Invisible Monsters is quite possibly the most bizarre book I’ve ever read, if you exclude certain religious texts. I plodded through the first two-thirds, and then breezed through the rest as things started coming together and finally making sense.
This was my first Palahniuk novel, having only ever experienced his work through the film Fight Club, starring Brad Pitt. And I can’t say if I’ll attempt another any time soon, because writing trippy novels seems to be what he’s about.
Now comes the difficult part: saying more about the book without actually giving the whole game up (incidentally you could look it up in Wikipedia, but that would spoil the mind-fuck awaiting you).
The book is narrated by a model whose name you don’t get to find out until the very end, and starts at the end and ends at a sort of beginning. If that does not make any sense now, you’ll have to read the book to get what I mean. The narrative revolves around the dysfunctional relationships among a small group of people and jumps from the present to the past at disconcertingly frequent intervals. In fact, you’ll have to get used to the term “Jump to”, as it is used quite frequently to shift the scene from the present to the past and back to the present. So paying attention is pretty important.

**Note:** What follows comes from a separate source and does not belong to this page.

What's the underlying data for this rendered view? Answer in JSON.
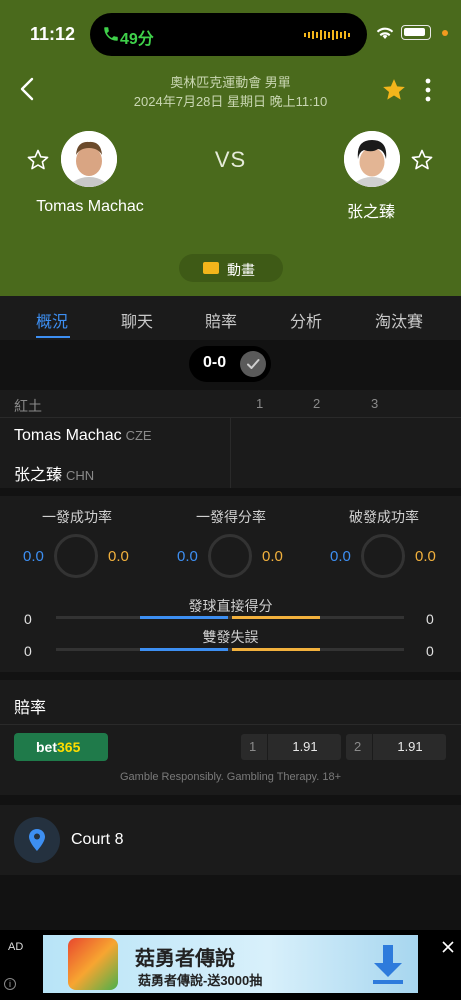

The Invisible Monster is actually the narrator who’s just had half her face blown away by a gunshot wound. The plot essentially revolves around her travels through various parts of America bingeing on prescription drugs with her companions Brandy Alexander and Manus, who really aren’t who you think they are. Along the way, you’ll learn about her supposedly closest friend Evie, who also turns out to not be what you’re told either.
Right from the beginning I was expecting the plot to be about the search for the shooter, but this person is also a real surprise. I’m not giving away anything more, so you’ll just have to read the damn thing yourself.
Cool Quotes From the Book
The one you love and the one who loves you are never, ever the same person.
All God does is watch us and kill us when we get boring. We must never, ever be boring.
If death meant just leaving the stage long enough to change costume and come back as a new character…Would you slow down? Or speed up?
Your birth is a mistake you’ll spend your whole life trying to correct.